The United States is almost always the most dysfunctional of the developed democracies, sometimes spectacularly so, and almost always scores poorly. The view of the U.S. as a “shining city on the hill” to the rest of the world is falsified when it comes to basic measures of societal health....

There is evidence that within the U.S. strong disparities in religious belief versus acceptance of evolution are correlated with similarly varying rates of societal dysfunction, the strongly theistic, anti-evolution south and mid-west having markedly worse homicide, mortality, STD, youth pregnancy, marital and related problems
Clearly, religious belief, or rather, public, faux-religious bleating is not the certain road to healthy society the Christian right would have us think. This has been, if not obvious, then at least vaguely sensed by almost everyone except the Christian right. Indeed, the chronicle of pedophilic priests, serial-killing church goers, murderous anti-abortion Jesus freaks, moralistic child pornographer Boy Scout leaders, child-molesting Christian Coalition leaders, and closeted homosexual, gay-bashing Republicans seems nearly endless. Paul's study seriously quantifies what has been suspected and anecdotally reported for sometime. If public White House pronoucements of Miers' piety do anything, it is to serve as a warning.

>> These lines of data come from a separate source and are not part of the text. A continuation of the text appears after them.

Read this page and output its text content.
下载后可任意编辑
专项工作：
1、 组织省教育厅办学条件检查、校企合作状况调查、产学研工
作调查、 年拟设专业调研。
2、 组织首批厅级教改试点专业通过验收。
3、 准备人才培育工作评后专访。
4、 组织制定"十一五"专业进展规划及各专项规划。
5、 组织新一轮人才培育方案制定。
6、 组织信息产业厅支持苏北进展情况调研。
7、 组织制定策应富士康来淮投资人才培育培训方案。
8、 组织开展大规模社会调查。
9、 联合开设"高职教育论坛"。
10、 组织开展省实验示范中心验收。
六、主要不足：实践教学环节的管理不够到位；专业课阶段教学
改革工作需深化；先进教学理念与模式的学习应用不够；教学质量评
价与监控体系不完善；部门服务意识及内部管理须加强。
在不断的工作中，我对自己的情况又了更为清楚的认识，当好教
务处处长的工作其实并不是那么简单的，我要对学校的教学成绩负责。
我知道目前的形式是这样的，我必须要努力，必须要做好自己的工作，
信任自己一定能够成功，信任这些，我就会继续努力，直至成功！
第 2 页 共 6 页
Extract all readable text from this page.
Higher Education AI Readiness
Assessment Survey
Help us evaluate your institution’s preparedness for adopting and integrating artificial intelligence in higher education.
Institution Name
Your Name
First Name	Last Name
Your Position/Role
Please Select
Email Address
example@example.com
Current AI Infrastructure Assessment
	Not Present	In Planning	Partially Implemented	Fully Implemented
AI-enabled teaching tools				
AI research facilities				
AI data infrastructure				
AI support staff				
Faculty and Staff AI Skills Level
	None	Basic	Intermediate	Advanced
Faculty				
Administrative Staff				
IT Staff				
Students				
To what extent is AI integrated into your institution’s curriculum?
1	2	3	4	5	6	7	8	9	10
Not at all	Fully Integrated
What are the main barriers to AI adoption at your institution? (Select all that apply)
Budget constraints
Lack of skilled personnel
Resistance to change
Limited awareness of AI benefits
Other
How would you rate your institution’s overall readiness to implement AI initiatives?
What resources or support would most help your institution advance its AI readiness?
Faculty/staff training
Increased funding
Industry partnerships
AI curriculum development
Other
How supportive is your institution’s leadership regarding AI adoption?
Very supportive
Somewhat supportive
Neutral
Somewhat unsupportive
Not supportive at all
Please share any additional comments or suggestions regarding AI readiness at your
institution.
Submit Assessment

Obviously, religion is no balm for dysfunctional society. And Paul's study strongly correlates public religiosity and societal dysfunction. Historically, publicly-endorsed religion has often been the worst kind of canker. We do not need religion informing the actions of our government. A distrust in governments themselves and religions in general is a cornerstone of the US Constitution. And the day we fail to recognise that, this democratic experiment will be over. Discussion surrounding the nomination of Harriet Miers needs to return to a sane realm wherein her actual judicial qualifications are what is important, not her religious beliefs.